The Indian opportunity is enormous. The country has an estimated 40 million urban households, of which fewer than 5 percent are equipped with functional water meters. The government's Jal Jeevan Mission has poured billions of dollars into rural water infrastructure, but urban water infrastructure — the pipes, pumps, and meters that serve the cities where most Indians will live by 2050 — remains underfunded, undermaintained, and undermeasured. A company that can solve the measurement problem, at a price point that makes sense for Indian buildings, will have a market that is measured in the tens of millions of units.

The Engineer's Path

Vivek Shukla was not a natural entrepreneur. He was a natural engineer — an instrumentation specialist who had spent years at Siemens and other industrial companies, designing sensors for factory automation. The transition from employee to founder was not a dramatic leap. It was a gradual realisation that the technology he was building for factories — precision measurement, automated data collection, remote monitoring — was exactly what the water industry needed, and that the water industry was large enough and inefficient enough to support a substantial business.

He founded SmarterHomes in 2014 in Pune, a city with a deep pool of engineering talent and a thriving manufacturing ecosystem. The early years were spent on product development — the ultrasonic sensor, the mesh networking protocol, the cloud platform — funded by the founders' savings and a small grant from the government's Department of Science and Technology. The first commercial installation was a 200-apartment complex in Pune. The building owner, who had been losing money on water for years, saw his bills drop by 22 percent within three months of installing the meters. The case study became the company's marketing. More buildings signed up. More countries found them online. The flywheel began to turn.

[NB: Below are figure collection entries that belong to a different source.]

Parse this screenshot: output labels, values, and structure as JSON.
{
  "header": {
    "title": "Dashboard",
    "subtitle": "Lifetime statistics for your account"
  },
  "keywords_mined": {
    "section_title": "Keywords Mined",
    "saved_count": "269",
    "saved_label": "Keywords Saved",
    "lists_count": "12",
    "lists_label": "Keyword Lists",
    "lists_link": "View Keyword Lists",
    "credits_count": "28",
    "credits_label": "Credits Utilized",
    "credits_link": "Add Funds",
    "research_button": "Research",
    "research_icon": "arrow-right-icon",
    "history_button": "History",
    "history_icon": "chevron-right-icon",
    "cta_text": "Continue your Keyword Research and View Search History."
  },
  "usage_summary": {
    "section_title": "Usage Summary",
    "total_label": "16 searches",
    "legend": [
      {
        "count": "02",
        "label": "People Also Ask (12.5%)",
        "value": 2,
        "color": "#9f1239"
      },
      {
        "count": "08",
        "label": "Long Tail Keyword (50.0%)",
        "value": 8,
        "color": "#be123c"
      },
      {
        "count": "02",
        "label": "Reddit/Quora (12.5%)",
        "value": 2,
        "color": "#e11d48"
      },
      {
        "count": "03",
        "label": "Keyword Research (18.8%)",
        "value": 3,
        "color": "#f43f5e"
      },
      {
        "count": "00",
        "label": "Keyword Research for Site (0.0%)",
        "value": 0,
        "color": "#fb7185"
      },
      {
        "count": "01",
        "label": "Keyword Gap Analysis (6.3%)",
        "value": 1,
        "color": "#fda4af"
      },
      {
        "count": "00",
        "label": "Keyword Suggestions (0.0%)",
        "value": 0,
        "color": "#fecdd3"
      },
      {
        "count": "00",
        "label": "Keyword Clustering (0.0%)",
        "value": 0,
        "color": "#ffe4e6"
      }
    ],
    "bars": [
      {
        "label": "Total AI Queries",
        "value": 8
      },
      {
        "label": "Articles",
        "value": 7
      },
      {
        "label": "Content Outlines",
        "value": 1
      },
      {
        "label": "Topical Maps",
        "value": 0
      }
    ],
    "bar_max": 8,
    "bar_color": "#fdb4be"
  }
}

The company now employs more than 200 people, most of them in Pune, and operates a vertically integrated manufacturing facility that produces the ultrasonic transducers, the circuit boards, and the final assembly of the meters. The vertical integration is deliberate. It gives the company control over quality, cost, and production volume — the three variables that matter most in a hardware business. It also creates a manufacturing moat that software-only competitors cannot replicate. A startup that wants to compete with SmarterHomes must not only build better software. It must build a factory.

The long-term ambition is to become the default water metering platform for the world's apartment buildings — the company that a property developer in Nairobi or a municipal corporation in Manila calls when it needs to measure water. The 800,000-meter installed base is the foundation. The 40-country footprint is the proof that the technology works across different regulatory environments, different water chemistries, and different installation conditions. The profitability is the evidence that the business is sustainable. The sleeping Indian market is the opportunity that could make the company ten times its current size.

The man with the clipboard and the pencil is not going to disappear overnight. The ledgers in the government offices are not going to be digitised by fiat. The water utilities that have been billing flat fees for decades are not going to embrace consumption-based pricing without a fight. But the arithmetic is on Shukla's side. Water is becoming scarcer. The cost of not measuring it is becoming higher. The meters work. The savings are real. The 800,000 apartments that already have WaterOn meters are the early adopters. The 40 million Indian urban households that do not are the market. The engineer who saw a man with a clipboard and imagined something better has built the world's largest smart water meter network. The world is slowly catching up.